Cyber security expert warns hackers may have targeted NHS health boards intentionally
A leading cyber security and privacy expert has warned hackers may have intentionally targeted NHS health boards due to their large numbers of employees.
Dr Xavier Bellekens, from Strathclyde University, pointed to techniques used by groups to attempt to gain access to an organisation’s IT system by targeting a significant portion of its users at one time.
He said: “All of these groups create multiple malware. They are spread in the wild so some of the attacks are coordinated and others less so.
“In many cases, they decide their targets consciously. So if the NHS was a target, there would be a reason they were targeted.
“The NHS is a very large body so there are a lot of people who may open an attachment without being aware.”
Dr Bellekens, a former Abertay University lecturer, said organisations in Scotland and throughout the UK have invested heavily in cyber security but may be a particular target because so many individuals speak English as a second language.
“Universities have been targeted by similar schemes in the past,” he said.
“They try to get as many email addresses as possible and they send a bulk email in the hope one of us will click on the link.
“From what I understand, the NHS attack used a bulk email approach as well.”
Dr Bellekens added: “It’s always a game of chasing the next hacker. It’s important we take a stand to stop them.

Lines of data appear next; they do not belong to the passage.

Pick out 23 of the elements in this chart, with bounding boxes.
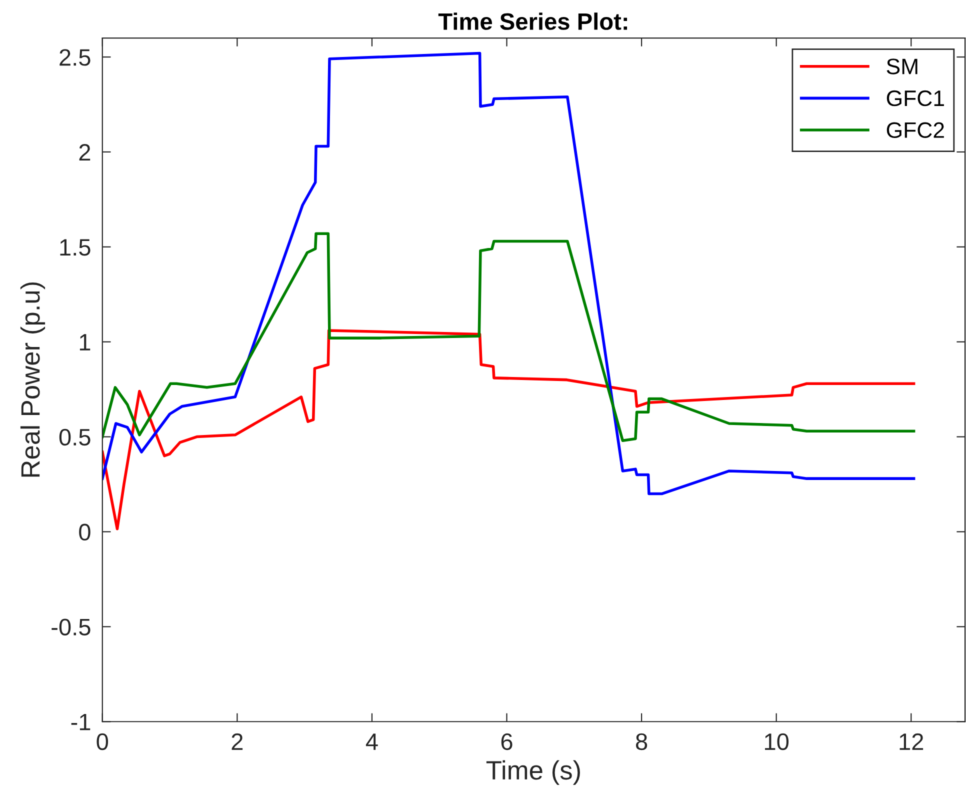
y-tick-label: -1 [71,714,90,730]
x-axis-title: Time (s) [486,760,580,785]
y-tick-label: -0.5 [52,618,90,636]
y-tick-label: 2.5 [60,49,90,66]
x-tick-label: 2 [232,733,243,750]
y-tick-label: 0 [79,524,90,541]
y-axis-title: Real Power (p.u) [20,282,46,477]
x-tick-label: 12 [900,733,924,750]
legend-label: SM [886,58,918,74]
y-tick-label: 1.5 [60,239,90,256]
legend-label: GFC2 [886,122,944,138]
chart-title: Time Series Plot: [438,12,628,30]
y-tick-label: 0.5 [59,428,90,446]
y-tick-label: 1 [80,334,90,350]
x-tick-label: 10 [765,733,789,750]
x-tick-label: 4 [366,734,378,750]
x-tick-label: 0 [96,733,108,750]
y-tick-label: 2 [79,144,90,161]
x-tick-label: 6 [501,733,512,750]
line-series [102,232,916,442]
x-tick-label: 8 [636,733,648,750]
legend-label: GFC1 [886,90,944,106]
line-series [102,329,916,530]
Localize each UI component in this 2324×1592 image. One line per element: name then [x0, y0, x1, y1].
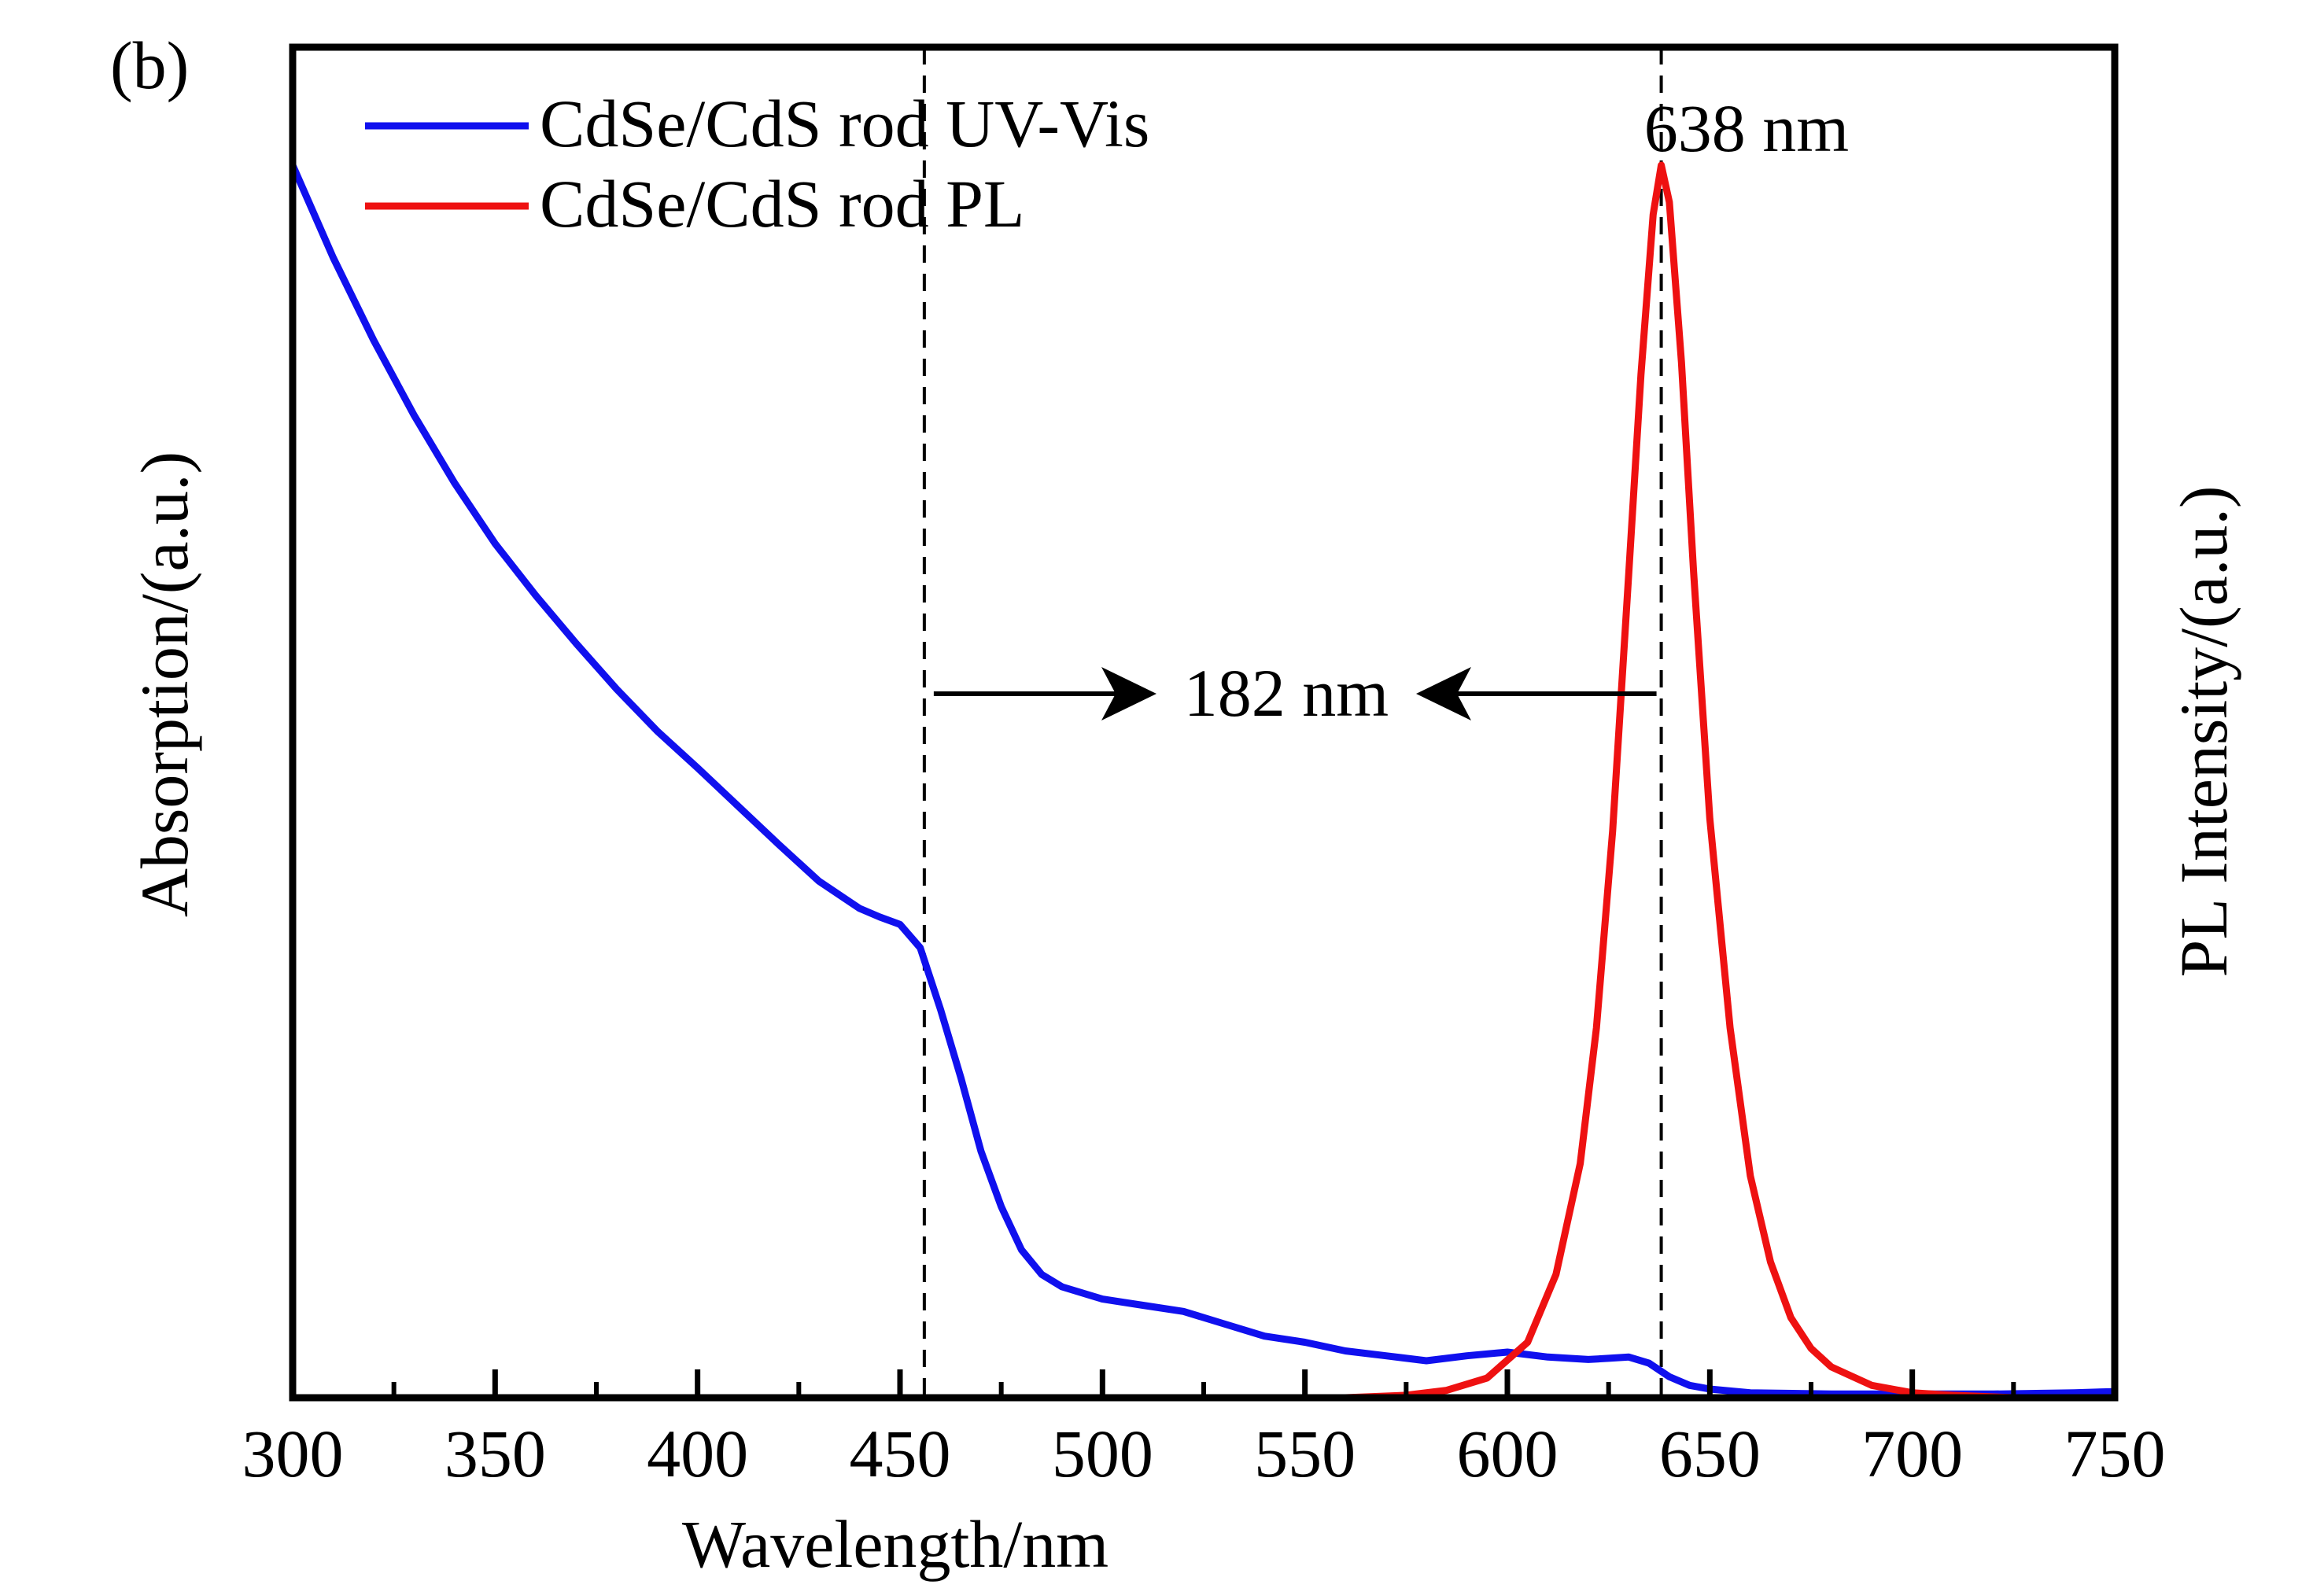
- x-tick-label: 500: [1052, 1416, 1153, 1491]
- pl-series-line: [1090, 161, 2078, 1402]
- x-tick-label: 350: [445, 1416, 546, 1491]
- y-axis-label-right: PL Intensity/(a.u.): [2166, 486, 2241, 978]
- x-axis: 300 350 400 450 500 550 600 650 700 750: [242, 43, 2166, 1491]
- x-tick-label: 450: [850, 1416, 951, 1491]
- x-tick-label: 400: [647, 1416, 748, 1491]
- plot-area: [289, 47, 2119, 1402]
- arrow-right-icon: [1101, 667, 1156, 720]
- x-tick-label: 650: [1659, 1416, 1761, 1491]
- uv-vis-series-line: [289, 161, 2119, 1398]
- panel-label: (b): [110, 28, 189, 103]
- annotations: 638 nm 182 nm: [933, 90, 1849, 731]
- peak-label: 638 nm: [1644, 90, 1849, 166]
- x-tick-label: 550: [1254, 1416, 1356, 1491]
- x-tick-label: 600: [1457, 1416, 1559, 1491]
- x-tick-label: 300: [242, 1416, 344, 1491]
- legend-label: CdSe/CdS rod PL: [540, 166, 1024, 241]
- x-tick-label: 750: [2064, 1416, 2166, 1491]
- x-tick-label: 700: [1861, 1416, 1963, 1491]
- x-axis-label: Wavelength/nm: [682, 1506, 1109, 1582]
- shift-label: 182 nm: [1184, 655, 1389, 731]
- legend-label: CdSe/CdS rod UV-Vis: [540, 86, 1149, 161]
- arrow-left-icon: [1416, 667, 1471, 720]
- y-axis-label-left: Absorption/(a.u.): [127, 451, 202, 917]
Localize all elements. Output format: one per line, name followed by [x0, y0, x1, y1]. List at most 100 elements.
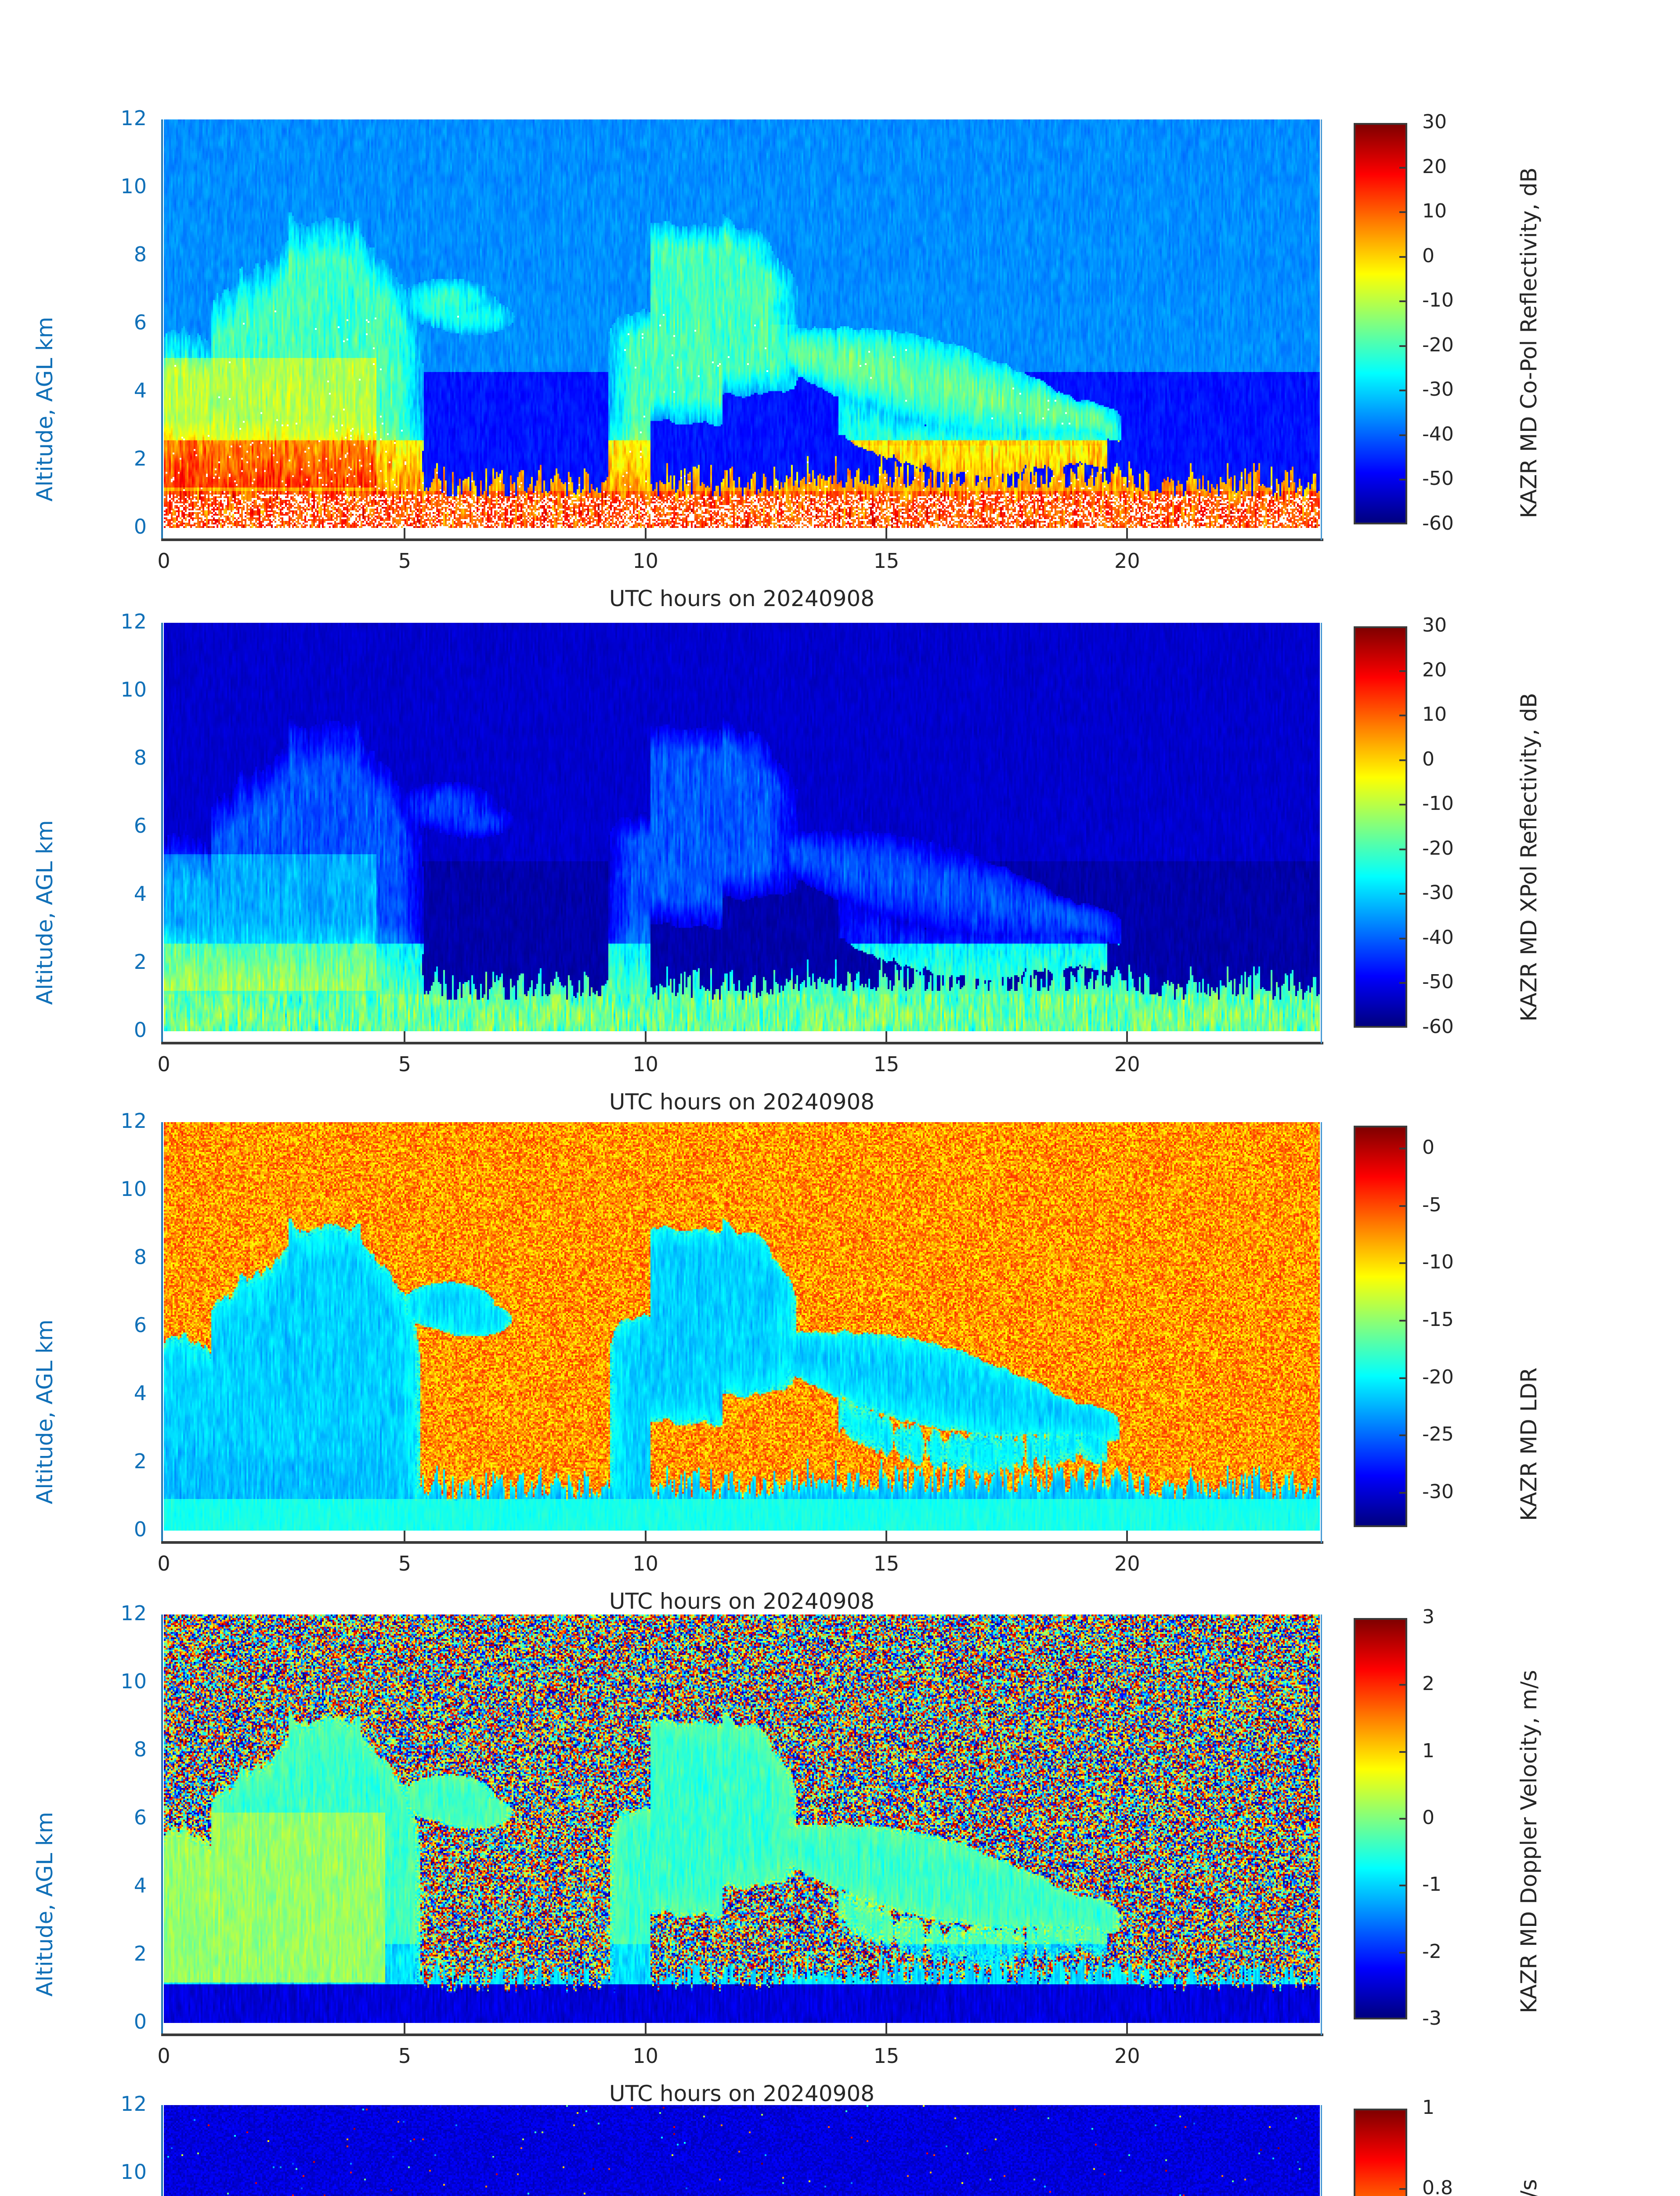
colorbar-tick: [1399, 211, 1406, 213]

“Over the years we’ve learned techniques such as ethical hacking – and I would use Abertay University as a good example of that – so businesses can be provided with people who understand the techniques of hackers.
“Through that and organisations attending cyber security training, I think we are far better placed against this kind of thing.
“So in my view, when the FBI and NCA come down on those hackers, they are always making the right step forward.”